1. What kind of breeder uses that language? Let alone a "middle aged adult".
2. I HIGHLY doubt the ALL lived to be between 6-10 out of all the hedgehogs she's had in the past 8 years. 
3. If she/he was a good breeder, they'd know you cannot feed hot dogs to hedgies, and that you need to feed high quality cat food.
4. She claims the hedgehog is a salt and pepper.

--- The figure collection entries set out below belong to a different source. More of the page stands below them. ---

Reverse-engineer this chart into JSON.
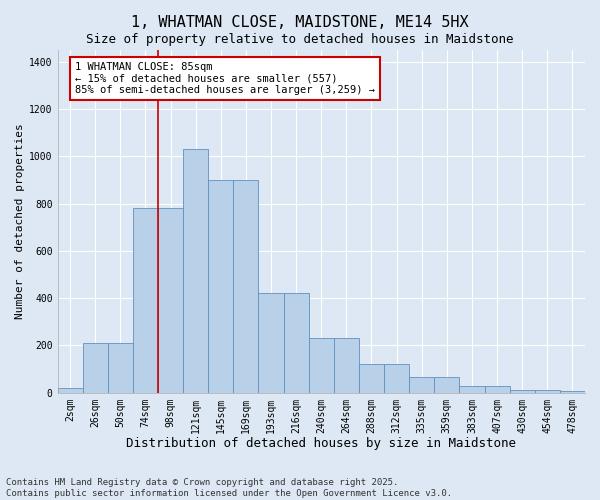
{
  "title": "1, WHATMAN CLOSE, MAIDSTONE, ME14 5HX",
  "subtitle": "Size of property relative to detached houses in Maidstone",
  "xlabel": "Distribution of detached houses by size in Maidstone",
  "ylabel": "Number of detached properties",
  "categories": [
    "2sqm",
    "26sqm",
    "50sqm",
    "74sqm",
    "98sqm",
    "121sqm",
    "145sqm",
    "169sqm",
    "193sqm",
    "216sqm",
    "240sqm",
    "264sqm",
    "288sqm",
    "312sqm",
    "335sqm",
    "359sqm",
    "383sqm",
    "407sqm",
    "430sqm",
    "454sqm",
    "478sqm"
  ],
  "values": [
    20,
    210,
    210,
    780,
    780,
    1030,
    900,
    900,
    420,
    420,
    230,
    230,
    120,
    120,
    65,
    65,
    28,
    28,
    12,
    12,
    8
  ],
  "bar_color": "#b8d0e8",
  "bar_edge_color": "#6090c0",
  "vline_x_index": 3.5,
  "vline_color": "#cc0000",
  "annotation_text": "1 WHATMAN CLOSE: 85sqm\n← 15% of detached houses are smaller (557)\n85% of semi-detached houses are larger (3,259) →",
  "annotation_box_facecolor": "#ffffff",
  "annotation_box_edgecolor": "#cc0000",
  "ylim": [
    0,
    1450
  ],
  "yticks": [
    0,
    200,
    400,
    600,
    800,
    1000,
    1200,
    1400
  ],
  "footnote": "Contains HM Land Registry data © Crown copyright and database right 2025.\nContains public sector information licensed under the Open Government Licence v3.0.",
  "title_fontsize": 11,
  "subtitle_fontsize": 9,
  "xlabel_fontsize": 9,
  "ylabel_fontsize": 8,
  "tick_fontsize": 7,
  "annotation_fontsize": 7.5,
  "footnote_fontsize": 6.5,
  "background_color": "#dde8f4",
  "plot_background_color": "#dde8f4",
  "grid_color": "#ffffff"
}
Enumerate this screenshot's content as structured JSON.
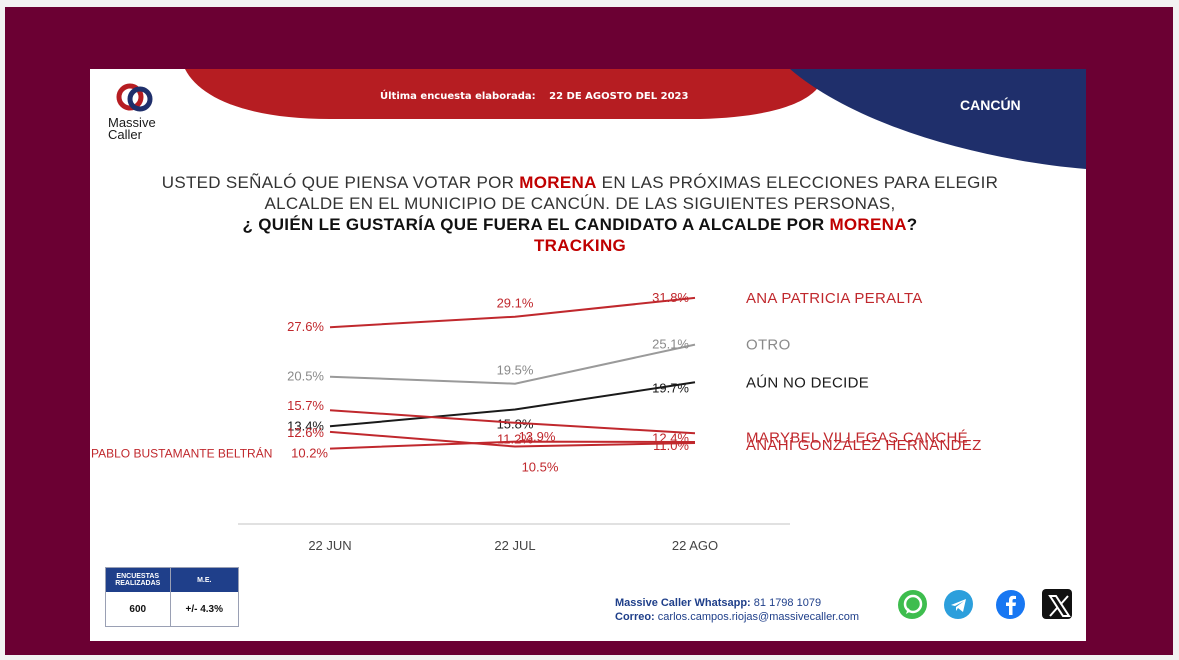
{
  "header": {
    "brand_line1": "Massive",
    "brand_line2": "Caller",
    "survey_label": "Última encuesta elaborada:",
    "survey_date": "22 DE AGOSTO DEL 2023",
    "city": "CANCÚN"
  },
  "question": {
    "line1_pre": "USTED SEÑALÓ QUE PIENSA VOTAR POR ",
    "party": "MORENA",
    "line1_post": " EN LAS PRÓXIMAS ELECCIONES PARA ELEGIR",
    "line2": "ALCALDE EN EL MUNICIPIO DE CANCÚN. DE LAS SIGUIENTES PERSONAS,",
    "line3_pre": "¿ QUIÉN LE GUSTARÍA QUE FUERA EL CANDIDATO A ALCALDE POR ",
    "line3_post": "?",
    "subtitle": "TRACKING"
  },
  "chart_data": {
    "type": "line",
    "categories": [
      "22 JUN",
      "22 JUL",
      "22 AGO"
    ],
    "series": [
      {
        "name": "ANA PATRICIA PERALTA",
        "values": [
          27.6,
          29.1,
          31.8
        ],
        "labels": [
          "27.6%",
          "29.1%",
          "31.8%"
        ],
        "color": "#c0282d"
      },
      {
        "name": "OTRO",
        "values": [
          20.5,
          19.5,
          25.1
        ],
        "labels": [
          "20.5%",
          "19.5%",
          "25.1%"
        ],
        "color": "#9a9a9a"
      },
      {
        "name": "AÚN NO DECIDE",
        "values": [
          13.4,
          15.8,
          19.7
        ],
        "labels": [
          "13.4%",
          "15.8%",
          "19.7%"
        ],
        "color": "#1a1a1a"
      },
      {
        "name": "MARYBEL VILLEGAS CANCHÉ",
        "values": [
          15.7,
          13.9,
          12.4
        ],
        "labels": [
          "15.7%",
          "13.9%",
          "12.4%"
        ],
        "color": "#c0282d"
      },
      {
        "name": "ANAHÍ GONZÁLEZ HERNÁNDEZ",
        "values": [
          12.6,
          10.5,
          11.0
        ],
        "labels": [
          "12.6%",
          "10.5%",
          "11.0%"
        ],
        "color": "#c0282d"
      },
      {
        "name": "PABLO BUSTAMANTE BELTRÁN",
        "values": [
          10.2,
          11.2,
          null
        ],
        "labels": [
          "10.2%",
          "11.2%",
          ""
        ],
        "color": "#c0282d"
      }
    ],
    "ylim": [
      9,
      32.5
    ]
  },
  "footer": {
    "surveys_header": "ENCUESTAS REALIZADAS",
    "me_header": "M.E.",
    "surveys_value": "600",
    "me_value": "+/- 4.3%",
    "whatsapp_label": "Massive Caller Whatsapp:",
    "whatsapp_number": "81 1798 1079",
    "email_label": "Correo:",
    "email": "carlos.campos.riojas@massivecaller.com"
  },
  "colors": {
    "red": "#c0282d",
    "blue": "#1f3f8a",
    "frame": "#6b0033"
  },
  "icons": [
    "whatsapp-icon",
    "telegram-icon",
    "facebook-icon",
    "x-icon"
  ]
}
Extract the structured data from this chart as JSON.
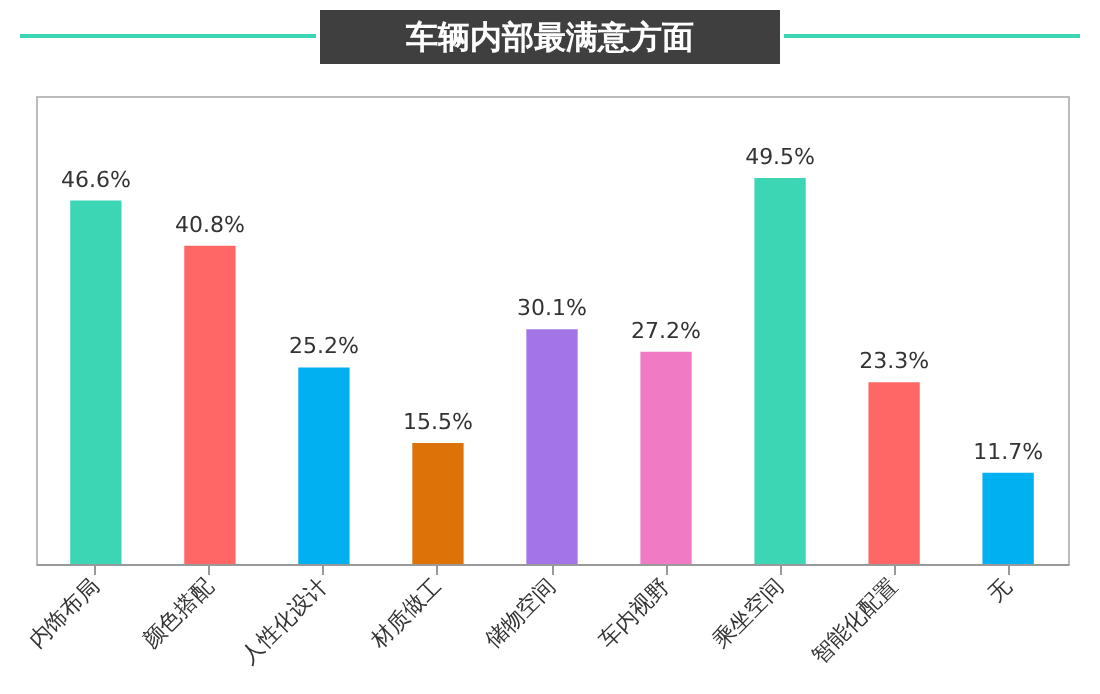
{
  "chart_data": {
    "type": "bar",
    "title": "车辆内部最满意方面",
    "categories": [
      "内饰布局",
      "颜色搭配",
      "人性化设计",
      "材质做工",
      "储物空间",
      "车内视野",
      "乘坐空间",
      "智能化配置",
      "无"
    ],
    "values": [
      46.6,
      40.8,
      25.2,
      15.5,
      30.1,
      27.2,
      49.5,
      23.3,
      11.7
    ],
    "colors": [
      "#3dd6b5",
      "#ff6666",
      "#00b0f0",
      "#dd7209",
      "#a274e6",
      "#f07ac4",
      "#3dd6b5",
      "#ff6666",
      "#00b0f0"
    ],
    "value_labels": [
      "46.6%",
      "40.8%",
      "25.2%",
      "15.5%",
      "30.1%",
      "27.2%",
      "49.5%",
      "23.3%",
      "11.7%"
    ],
    "grid": false
  }
}
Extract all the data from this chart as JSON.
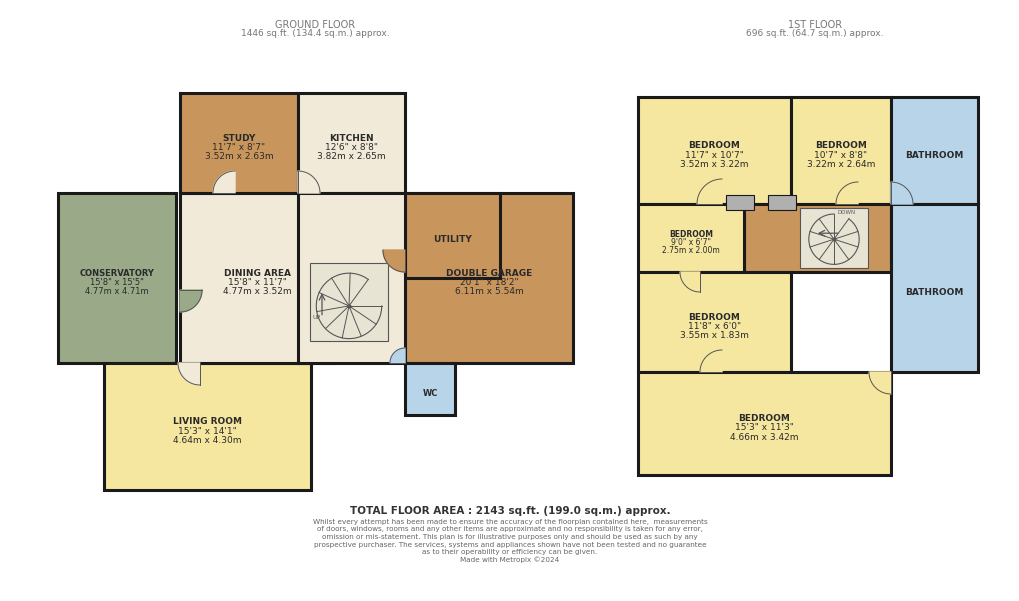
{
  "bg": "#ffffff",
  "wall": "#1a1a1a",
  "colors": {
    "yellow": "#f5e6a0",
    "tan": "#c8965c",
    "green": "#9aaa88",
    "cream": "#f2ead8",
    "lblue": "#b8d4e8",
    "gray": "#b0b0b0",
    "white": "#f8f8f0"
  },
  "gf_title": "GROUND FLOOR",
  "gf_sub": "1446 sq.ft. (134.4 sq.m.) approx.",
  "ff_title": "1ST FLOOR",
  "ff_sub": "696 sq.ft. (64.7 sq.m.) approx.",
  "total": "TOTAL FLOOR AREA : 2143 sq.ft. (199.0 sq.m.) approx.",
  "disc1": "Whilst every attempt has been made to ensure the accuracy of the floorplan contained here,  measurements",
  "disc2": "of doors, windows, rooms and any other items are approximate and no responsibility is taken for any error,",
  "disc3": "omission or mis-statement. This plan is for illustrative purposes only and should be used as such by any",
  "disc4": "prospective purchaser. The services, systems and appliances shown have not been tested and no guarantee",
  "disc5": "as to their operability or efficiency can be given.",
  "disc6": "Made with Metropix ©2024"
}
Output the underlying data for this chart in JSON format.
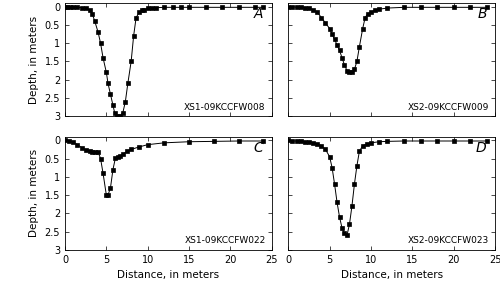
{
  "panel_A": {
    "label": "A",
    "annotation": "XS1-09KCCFW008",
    "x": [
      0,
      0.3,
      0.6,
      1.0,
      1.5,
      2.0,
      2.5,
      3.0,
      3.3,
      3.6,
      4.0,
      4.3,
      4.6,
      5.0,
      5.2,
      5.5,
      5.8,
      6.0,
      6.3,
      6.6,
      7.0,
      7.3,
      7.6,
      8.0,
      8.3,
      8.6,
      9.0,
      9.3,
      9.6,
      10.0,
      10.5,
      11.0,
      12.0,
      13.0,
      14.0,
      15.0,
      17.0,
      19.0,
      21.0,
      23.0,
      24.0
    ],
    "y": [
      0,
      0,
      -0.02,
      -0.02,
      -0.02,
      -0.03,
      -0.05,
      -0.1,
      -0.2,
      -0.4,
      -0.7,
      -1.0,
      -1.4,
      -1.8,
      -2.1,
      -2.4,
      -2.7,
      -2.9,
      -3.0,
      -3.0,
      -2.9,
      -2.6,
      -2.1,
      -1.5,
      -0.8,
      -0.3,
      -0.15,
      -0.1,
      -0.08,
      -0.05,
      -0.04,
      -0.03,
      -0.02,
      -0.02,
      -0.02,
      -0.02,
      -0.02,
      -0.02,
      -0.02,
      -0.02,
      -0.02
    ]
  },
  "panel_B": {
    "label": "B",
    "annotation": "XS2-09KCCFW009",
    "x": [
      0,
      0.5,
      1.0,
      1.5,
      2.0,
      2.5,
      3.0,
      3.5,
      4.0,
      4.5,
      5.0,
      5.3,
      5.6,
      5.9,
      6.2,
      6.5,
      6.8,
      7.1,
      7.4,
      7.7,
      8.0,
      8.3,
      8.6,
      9.0,
      9.3,
      9.6,
      10.0,
      10.5,
      11.0,
      12.0,
      14.0,
      16.0,
      18.0,
      20.0,
      22.0,
      24.0
    ],
    "y": [
      0,
      0,
      -0.02,
      -0.02,
      -0.03,
      -0.05,
      -0.08,
      -0.15,
      -0.3,
      -0.45,
      -0.6,
      -0.75,
      -0.9,
      -1.05,
      -1.2,
      -1.4,
      -1.6,
      -1.75,
      -1.8,
      -1.78,
      -1.72,
      -1.5,
      -1.1,
      -0.6,
      -0.3,
      -0.2,
      -0.15,
      -0.1,
      -0.07,
      -0.04,
      -0.02,
      -0.02,
      -0.02,
      -0.02,
      -0.02,
      -0.02
    ]
  },
  "panel_C": {
    "label": "C",
    "annotation": "XS1-09KCCFW022",
    "x": [
      0,
      0.5,
      1.0,
      1.5,
      2.0,
      2.5,
      3.0,
      3.3,
      3.6,
      4.0,
      4.3,
      4.6,
      5.0,
      5.2,
      5.5,
      5.8,
      6.1,
      6.4,
      6.7,
      7.0,
      7.5,
      8.0,
      9.0,
      10.0,
      12.0,
      15.0,
      18.0,
      21.0,
      24.0
    ],
    "y": [
      0,
      -0.02,
      -0.05,
      -0.12,
      -0.2,
      -0.27,
      -0.3,
      -0.32,
      -0.32,
      -0.32,
      -0.5,
      -0.9,
      -1.5,
      -1.5,
      -1.3,
      -0.8,
      -0.48,
      -0.45,
      -0.42,
      -0.38,
      -0.3,
      -0.25,
      -0.18,
      -0.12,
      -0.07,
      -0.04,
      -0.03,
      -0.02,
      -0.02
    ]
  },
  "panel_D": {
    "label": "D",
    "annotation": "XS2-09KCCFW023",
    "x": [
      0,
      0.5,
      1.0,
      1.5,
      2.0,
      2.5,
      3.0,
      3.5,
      4.0,
      4.5,
      5.0,
      5.3,
      5.6,
      5.9,
      6.2,
      6.5,
      6.8,
      7.1,
      7.4,
      7.7,
      8.0,
      8.3,
      8.6,
      9.0,
      9.5,
      10.0,
      11.0,
      12.0,
      14.0,
      16.0,
      18.0,
      20.0,
      22.0,
      24.0
    ],
    "y": [
      0,
      -0.02,
      -0.02,
      -0.03,
      -0.04,
      -0.05,
      -0.07,
      -0.1,
      -0.15,
      -0.25,
      -0.45,
      -0.75,
      -1.2,
      -1.7,
      -2.1,
      -2.4,
      -2.55,
      -2.6,
      -2.3,
      -1.8,
      -1.2,
      -0.7,
      -0.3,
      -0.15,
      -0.1,
      -0.07,
      -0.04,
      -0.03,
      -0.02,
      -0.02,
      -0.02,
      -0.02,
      -0.02,
      -0.02
    ]
  },
  "xlim": [
    0,
    25
  ],
  "ylim": [
    -3.0,
    0.1
  ],
  "yticks": [
    0,
    -0.5,
    -1.0,
    -1.5,
    -2.0,
    -2.5,
    -3.0
  ],
  "ytick_labels_left": [
    "0",
    "0.5",
    "1",
    "1.5",
    "2",
    "2.5",
    "3"
  ],
  "xticks": [
    0,
    5,
    10,
    15,
    20,
    25
  ],
  "xtick_labels": [
    "0",
    "5",
    "10",
    "15",
    "20",
    "25"
  ],
  "line_color": "#000000",
  "marker": "s",
  "markersize": 2.5,
  "linewidth": 0.7,
  "bg_color": "#ffffff",
  "xlabel": "Distance, in meters",
  "ylabel": "Depth, in meters",
  "annotation_fontsize": 6.5,
  "label_fontsize": 10,
  "tick_fontsize": 7,
  "axis_label_fontsize": 7.5
}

http://ontario.kijiji.ca/c-pets-other-p ... Z291840475

Ugh... :evil:

Edited to remove profanity, please remember this is a child friendly forum.


----------



## Quinn (Apr 24, 2011)

Wow! That was a really mean reply. However, you did sound like you were attacking the ad poster but that doesnt make her responce right. I understand that it's upsetting to see a hedgehog not living in proper conditions but it would be impossible to stop it all. I wish every hedgie lived a long and happy life but there are just not enough people in the world like you and others on this forum to make that happen. Maybe there's someone on this forum who is willing to adopt her.


----------



## mizgoldstein (Feb 12, 2011)

I give you a lot of credit for sticking up for that hedgie! That person may act all tough but who knows, maybe they took this as a lesson learned and actually decided to research the validity of your claims. I'd rather believe that you choosing to say that may bring that hedgie a better life - whether it's cause the "breeder" begins to properly take care of that hedgie or cause somebody reads this post and saves her! Kudos to you


----------



## Nancy (Aug 22, 2008)

Interesting. They say they have been a breeder for 8 years but I've never heard of them and I know while I was breeding there were not any visible breeders in North Bay because I used to get people from there looking for a breeder. 

Even if they are a breeder and have been for 8 years, you can tell by the language exactly the type of people they are.


----------



## LarryT (May 12, 2009)

They probably felt attacked by your email and that's why you got the strong langauge. I would try a less rude approach in the future.


----------